An investigation is underway into what Singapore police have called the “unnatural” death of 28-year-old American Autumn Radtke, the CEO of First Meta Pte Ltd, an exchange for virtual currencies including Bitcoin.

Bitcoins Fraud

Radtke’s death follows a volatile week for Bitcoin.  Most significant, Mt.Gox, Bitcoin’s one time largest online exchange, filed for bankruptcy on February 28 after $63 million worth of the digital currency vanished.

After Mt. Gox shut down, prices fell sharply as the bankruptcy rattled the cryptocurrency, which was listed at $565, less than half its value in November.

Death not related to Bitcoin, says colleague

Radtke’s death is the eighth questionable financial services related deaths in two months, although her death appears not to be tied to her business, according to a colleague.  A neighbor and fellow Bitcoin entrepreneur Steve Beauregard said Radtke’s death was not related to Bitcoin, indicating it was a suicide based on other issues in her life.  “This wasn’t a bitcoin-related death. She had other things going on in her life. Collectively, there were a lot of small factors. … It appears she picked a permanent solution to a lot of short term problems,” Beauregard was quoted as saying in a Reuters report.

Company issues statement

First Meta Ltd. issued a statement on its website, saying they were ‘shocked and saddened’ by the news and gave their deepest condolences to Radtke’s family.

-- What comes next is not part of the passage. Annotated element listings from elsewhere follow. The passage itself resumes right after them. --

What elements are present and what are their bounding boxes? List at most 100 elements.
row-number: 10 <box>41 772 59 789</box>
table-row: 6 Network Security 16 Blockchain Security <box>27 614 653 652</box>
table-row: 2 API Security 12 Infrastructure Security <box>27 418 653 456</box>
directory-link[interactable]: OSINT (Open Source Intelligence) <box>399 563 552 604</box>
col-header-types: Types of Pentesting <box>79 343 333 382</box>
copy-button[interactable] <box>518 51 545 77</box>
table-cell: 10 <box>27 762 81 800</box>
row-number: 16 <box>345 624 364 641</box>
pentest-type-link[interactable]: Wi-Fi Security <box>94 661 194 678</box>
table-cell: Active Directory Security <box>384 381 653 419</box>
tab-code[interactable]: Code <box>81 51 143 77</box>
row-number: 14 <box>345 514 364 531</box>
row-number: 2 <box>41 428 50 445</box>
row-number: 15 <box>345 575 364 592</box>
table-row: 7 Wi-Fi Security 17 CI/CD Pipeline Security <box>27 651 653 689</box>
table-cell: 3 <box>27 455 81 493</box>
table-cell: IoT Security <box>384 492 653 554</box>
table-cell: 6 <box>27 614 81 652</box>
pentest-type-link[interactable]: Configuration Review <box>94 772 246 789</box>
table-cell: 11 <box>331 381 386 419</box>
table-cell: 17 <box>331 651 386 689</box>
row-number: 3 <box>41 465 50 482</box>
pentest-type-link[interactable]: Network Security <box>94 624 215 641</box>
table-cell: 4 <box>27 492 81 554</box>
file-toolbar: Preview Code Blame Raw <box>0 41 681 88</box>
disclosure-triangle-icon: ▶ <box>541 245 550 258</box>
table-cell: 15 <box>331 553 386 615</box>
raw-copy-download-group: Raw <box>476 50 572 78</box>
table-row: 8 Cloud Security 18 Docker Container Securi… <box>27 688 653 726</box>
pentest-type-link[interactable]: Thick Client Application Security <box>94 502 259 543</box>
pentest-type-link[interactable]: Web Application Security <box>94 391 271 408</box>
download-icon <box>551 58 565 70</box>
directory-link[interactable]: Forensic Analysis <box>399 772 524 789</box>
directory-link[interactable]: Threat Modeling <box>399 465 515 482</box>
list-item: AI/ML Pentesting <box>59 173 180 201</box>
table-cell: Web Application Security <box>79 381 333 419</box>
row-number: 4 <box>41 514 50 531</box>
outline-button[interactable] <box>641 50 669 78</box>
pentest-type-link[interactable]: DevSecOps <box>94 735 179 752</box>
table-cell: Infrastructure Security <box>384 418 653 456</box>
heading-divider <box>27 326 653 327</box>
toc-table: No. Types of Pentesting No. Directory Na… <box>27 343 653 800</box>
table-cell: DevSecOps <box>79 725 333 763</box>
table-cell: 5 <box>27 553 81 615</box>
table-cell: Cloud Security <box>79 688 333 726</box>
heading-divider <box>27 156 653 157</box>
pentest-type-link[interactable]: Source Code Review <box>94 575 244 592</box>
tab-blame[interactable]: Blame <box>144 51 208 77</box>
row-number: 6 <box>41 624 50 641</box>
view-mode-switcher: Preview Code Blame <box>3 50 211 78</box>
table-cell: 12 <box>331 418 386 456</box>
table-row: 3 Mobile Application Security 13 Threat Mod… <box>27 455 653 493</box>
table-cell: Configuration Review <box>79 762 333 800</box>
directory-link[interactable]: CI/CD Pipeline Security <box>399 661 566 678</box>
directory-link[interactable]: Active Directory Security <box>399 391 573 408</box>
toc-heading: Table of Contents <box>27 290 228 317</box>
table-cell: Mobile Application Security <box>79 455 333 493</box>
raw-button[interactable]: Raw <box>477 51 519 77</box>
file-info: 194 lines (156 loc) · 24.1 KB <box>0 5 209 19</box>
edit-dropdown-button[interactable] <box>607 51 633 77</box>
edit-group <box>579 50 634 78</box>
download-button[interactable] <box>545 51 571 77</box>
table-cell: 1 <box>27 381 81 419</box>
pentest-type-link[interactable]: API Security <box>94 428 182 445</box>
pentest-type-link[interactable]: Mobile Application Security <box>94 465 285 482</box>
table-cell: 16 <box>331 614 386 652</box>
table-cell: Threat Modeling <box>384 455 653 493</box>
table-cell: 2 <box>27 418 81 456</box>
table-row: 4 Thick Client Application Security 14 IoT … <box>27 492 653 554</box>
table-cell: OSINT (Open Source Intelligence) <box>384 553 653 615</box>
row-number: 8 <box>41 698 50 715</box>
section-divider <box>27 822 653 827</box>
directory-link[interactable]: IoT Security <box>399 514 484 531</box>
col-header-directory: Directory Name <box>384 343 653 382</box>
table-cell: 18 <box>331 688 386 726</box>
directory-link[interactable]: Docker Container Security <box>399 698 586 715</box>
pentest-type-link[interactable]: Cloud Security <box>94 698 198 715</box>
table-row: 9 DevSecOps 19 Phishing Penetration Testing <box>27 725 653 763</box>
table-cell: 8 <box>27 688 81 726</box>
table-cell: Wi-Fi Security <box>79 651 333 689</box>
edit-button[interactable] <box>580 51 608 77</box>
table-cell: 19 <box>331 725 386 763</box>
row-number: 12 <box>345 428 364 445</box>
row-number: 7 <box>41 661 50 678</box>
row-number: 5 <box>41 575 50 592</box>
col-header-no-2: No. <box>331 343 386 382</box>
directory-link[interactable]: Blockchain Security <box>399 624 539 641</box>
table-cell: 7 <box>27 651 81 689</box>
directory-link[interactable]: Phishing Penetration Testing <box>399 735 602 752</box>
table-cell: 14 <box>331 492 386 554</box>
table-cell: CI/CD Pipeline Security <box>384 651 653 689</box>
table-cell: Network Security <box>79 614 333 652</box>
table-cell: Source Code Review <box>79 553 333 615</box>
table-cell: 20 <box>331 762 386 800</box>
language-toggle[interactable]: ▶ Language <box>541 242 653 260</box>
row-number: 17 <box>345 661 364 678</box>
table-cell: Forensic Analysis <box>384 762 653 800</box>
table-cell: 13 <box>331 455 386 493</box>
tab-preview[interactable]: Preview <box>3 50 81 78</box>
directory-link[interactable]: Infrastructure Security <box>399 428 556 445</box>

“The First Meta team is shocked and saddened by the tragic loss of our friend and CEO Autumn Radtke. Our deepest condolences go out to her family, friends and loved ones. Autumn was an inspiration to all of us and she will be sorely missed,” the statement said.

Ratke’s death assumed not related to rash of banker suicides

There has been no link identified between the recent rash of deaths in financial services, and Ratke’s death appears perhaps the most unrelated.  Earlier this month, Li Junjie’s suicide marked the third mysterious death of a JPMorgan banker, as reported in ValueWalk.  This followed Gabriel Magee, 39, a vice president with the JPMorgan corporate and investment bank technology arm in the UK, who also jumped to his death from the roof of the bank’s London headquarters on Jan. 28.  Perhaps most puzzling was the Feb. 3 death of Ryan Crane, 37, a New York-based JPMorgan executive director in algorithmic trading who had a spotless trading record and was found dead inside his Stamford, Conn., home, leaving a wife and young son.  A cause of death in Crane’s case is awaiting a toxicology report to complete.